The low confidence of the Murkin consumer (sung to the tune of Iron Maiden’s “Loneliness of the Long-Distance Runner”)


MAY 28, 2017

There is a paradox at the heart of the US’s lacklustre economy these days. Consumers in America are, according to much-watched numbers like the University of Michiganconsumer survey, more “confident” than they have been in years. And yet they are spending less than they have since the Great Recession.

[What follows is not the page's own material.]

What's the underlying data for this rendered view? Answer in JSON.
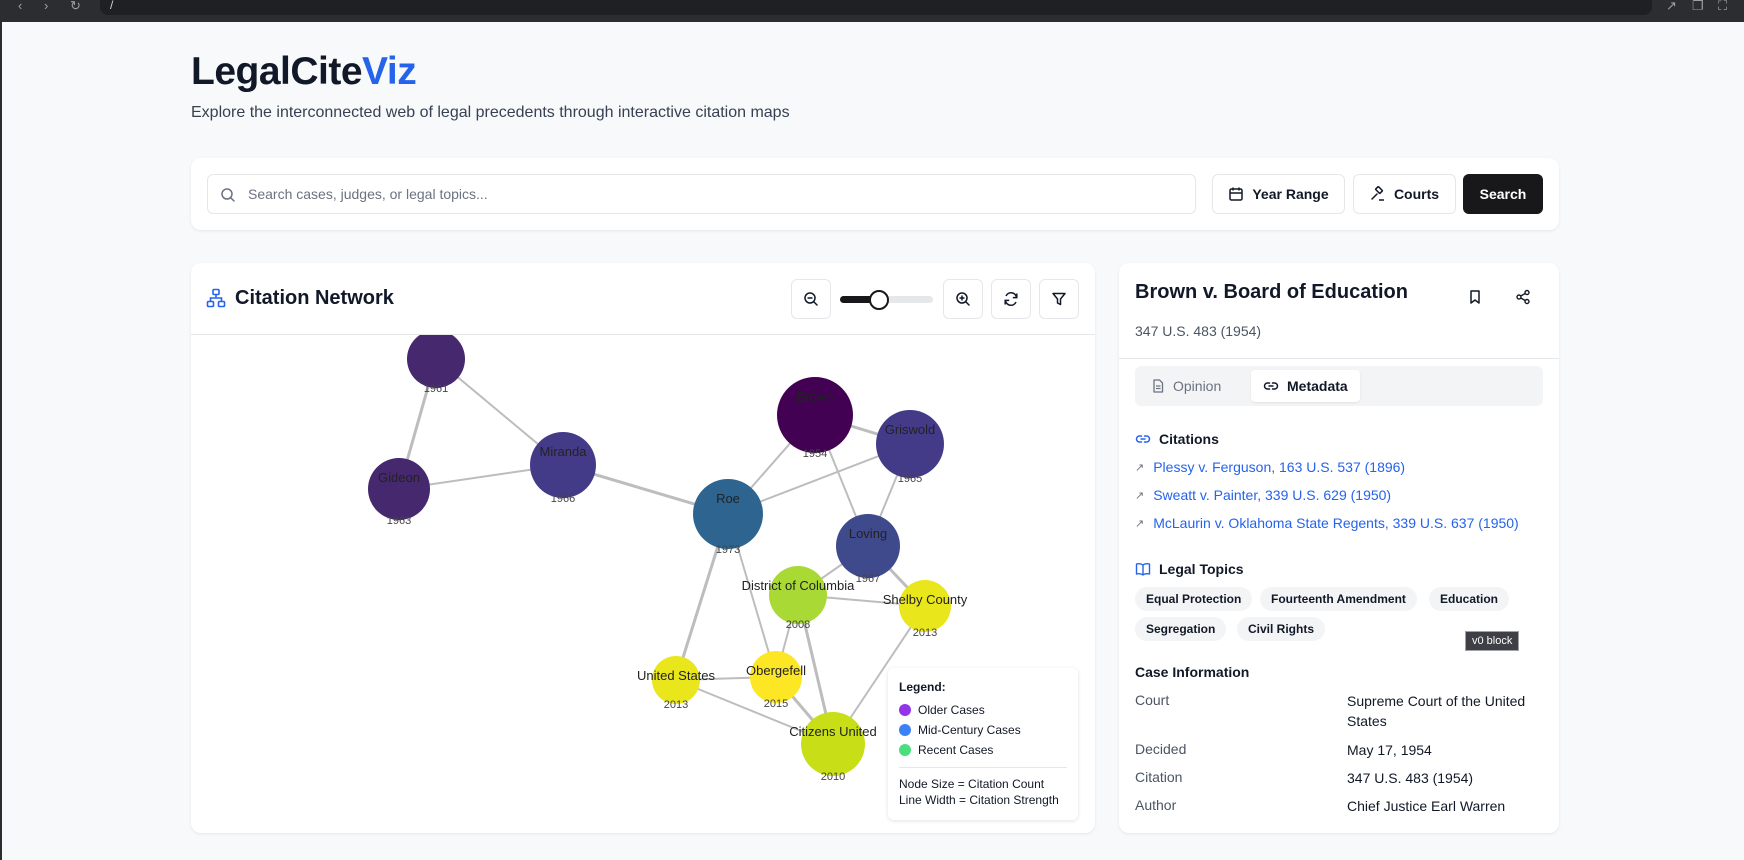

They are also increasingly skittish. As Starbucks’ executive chairman and former CEO Howard Schultz has told me, consumer spending can collapse at a moment’s notice, particularly on disturbing economic or political news (anything from race riots to terror attacks to populist electoral battles). Sales will eventually rebound as events move on. But as he and other retailers have told me, the US consumer today is “fragile”, likely to close up their wallet more quickly, and open it more slowly, than in the past.
The missing metric that explains all this isn’t economic, but social — it’s about trust. Or more notably, the lack of trust among the general population in what the future will look like, and the ability of elites to manage it. While the Michigan survey tallies with how people feel right here, right now (something that is typically correlated with stock prices), there are other more forward-looking surveys, like the Gallup US Economic Confidence Index, which measure not only how people feel in the moment, but what their expectations are of the future.
Those numbers are significantly more negative, and that’s important, since expectations about the future matter a lot in terms of big-ticket private sector spending. Businesses doing big capital investments, as well as consumers buying homes and cars, are thinking about multiyear time horizons, not the momentary level of the markets.
That’s probably a big reason why the average private sector financial surplus from the end of 2008 until now is 5.31 per cent — a whopping 1134 per cent higher than it was in the five years before the financial crisis. That cash cushion may reflect the imprinting of the crisis itself; as research shows, it’s not only rational to fear such events once you’ve been through them, but consumer behaviour is permanently altered by seismic events — think of the economic optimism of the Baby Boomers, or the children of the Depression, forever reusing tea bags.
No wonder Millennials are saving more as a percentage of income than their parents, and taking longer to make their first home purchases. Not only did they come of age during the financial crisis and Great Recession, but they have to deal with its aftermath in the form of a student debt bubble, decreased wealth prospects (young people who enter the job market in a recession never make up the lost income), and rising rents in the best job markets.
But there’s a broader anxiety about the future, not just on the part of Millennials. Economists such as Robert Shiller have speculated that decreased demand in the economy reflects “vague fears” about long-term employability, given frequent news stories about the robots taking our work (the McKinsey Global Institute estimates that 60 per cent of us will see 30 per cent of our work disrupted by technology in the next 10 years). Many other progressive economists believe that the failures of the neoliberal system itself (which have been chronicled by even the IMF) have created a broad-based existential angst reflected in the new propensity of Americans to save rather than spend.
Like Chinese consumers, whose high savings rates are a reaction to things such as having lived through huge social upheaval, and coping with an inadequate social safety net, Americans seem less sure of the political economy in which they live.
They have plenty of reason to be suspicious, not only because the recently proposed Trump administration budget and healthcare “reform” bill would do away with what little safety net the most vulnerable Americans have. Consider a recent Roosevelt Institute paper showing the stark effect of money on politics, even on the left: for every $100,000 that Democratic representatives received from finance, the odds that they would break with the party’s majority support for the Dodd-Frank legislation increased 13.9 per cent.
As Allianz’s chief economic adviser Mohamed El-Erian puts it: “You cannot underestimate the economic and political effects of the profound loss of trust that the public has had in the core managers of the global system.” Rebuilding that trust would be the best kind of fiscal stimulus. But it will require heavy lifting, and not just in the US. French president Emmanuel Macron, for example, will have to prove that he’s not a business-as-usual neoliberal if he wants to avoid another populist challenge once Europe’s cyclical recovery wanes.
Angela Merkel will have to convince Germans that they should become less German in order to preserve the economic union that has enriched them more than any other EU nation. Economists and policymakers everywhere will have to figure out how to incorporate voters’ understandable concern about the demise of the nation state, the rise of corporate power, and their own economic vulnerability. Indeed, growth itself may depend upon it.